10.I get out of breath just by changing the channel on the TV with the remote. I dread the stairs. I am so happy I only have 3 steps to my downstairs bc I would never get laundry done if there were more. I sound like a wheezing child who is having an asthma attack when I do anything strenuous. By strenuous I mean loading the dishwasher.
11. Ugh...migraines No need to explain this one.
12. I have lost my ankles and I am not sure where to start looking
13. Stretch marks are not pretty, you are in denial if you think that just bc you got them while pregnant then they are beautiful. Theres nothing pretty about red stretched skin on what will be a flabby platform after the baby arrives.
14. When people see a pregnant woman they assume that she would like to here that you were in labor for 40 hours, or that you tore all the way to your butthole, or how sex has never been the same since, or that the epidural didn't work and you were in the worst pain of your life, or how you pooped on the table. I would rather not know nor do I care!!
15. Yahoo is a pregnant girls best friend. I don't know how many times I have used it to give me an answer to the problems that are occurring.
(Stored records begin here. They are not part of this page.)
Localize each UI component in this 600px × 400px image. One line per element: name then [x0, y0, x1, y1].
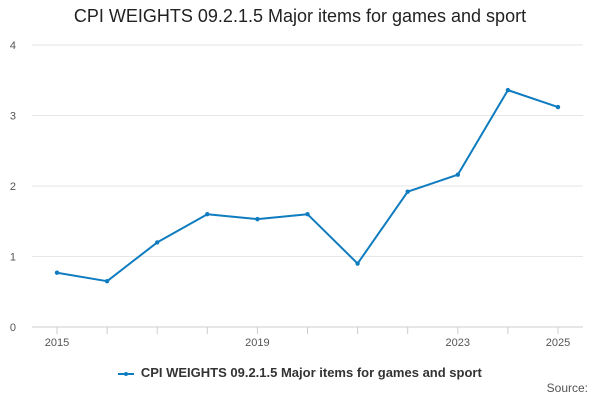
x-tick-label: 2025 — [546, 337, 570, 349]
legend-label: CPI WEIGHTS 09.2.1.5 Major items for gam… — [140, 365, 482, 380]
data-point — [104, 278, 110, 284]
data-point — [355, 261, 360, 266]
legend-swatch — [118, 368, 135, 380]
data-point — [455, 172, 460, 177]
data-point — [305, 212, 310, 217]
data-point — [54, 270, 60, 275]
data-point — [205, 212, 210, 217]
x-tick-label: 2023 — [446, 337, 470, 349]
x-tick-label: 2015 — [45, 337, 69, 349]
y-tick-label: 3 — [10, 111, 16, 123]
data-point — [155, 240, 160, 245]
data-point — [405, 189, 410, 194]
data-point — [505, 87, 511, 93]
y-tick-label: 2 — [10, 181, 16, 193]
legend[interactable]: CPI WEIGHTS 09.2.1.5 Major items for gam… — [0, 365, 600, 380]
y-tick-label: 1 — [10, 252, 16, 264]
source-label: Source: — [546, 381, 588, 395]
chart-title: CPI WEIGHTS 09.2.1.5 Major items for gam… — [73, 6, 527, 26]
data-point — [555, 104, 561, 110]
y-tick-label: 4 — [10, 40, 16, 52]
y-tick-label: 0 — [10, 322, 16, 334]
x-tick-label: 2019 — [245, 337, 269, 349]
data-point — [255, 216, 260, 222]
I have thought a million times I was already in labor or that I was developing some severe problem. Hey I am just being on the safe side!
16. My hormones are prepared for battle & they will not lose so watch out.
17. I don't know what its like to have a social life. I stay in the house as much as possible and only see the sun to check the mail or take the dog outside. I am asleep by 9 or 10 and I sleep in as long as possible. Sometimes I turn down offers to do something bc I am too lazy to get ready!!
18. Not only is my belly growing, but so is everything else. My butt, arms,thighs, feet, face everything has gotten so much bigger. From a distance I look like an obese penguin ( bc of the waddling) This must be the reason I am off balanced.
19. No matter what I eat I am hungry in 30 minutes. I believe that taco bell and burger king make commercials just for me. I am obsessed with food and I actually think I have fallen in love with certain types of foods.
20. I have a super sniff that is out of this world! I smell everything whether its food in the fridge, the garbage, the cat or dog, and sometimes I think I make smells up. I am constantly yelling at Tim telling him to clean something bc its made me sick.
I hope you all got a good laugh at the things that have been happening to be in the past 31 weeks. I am sure when its all over with I will laugh too.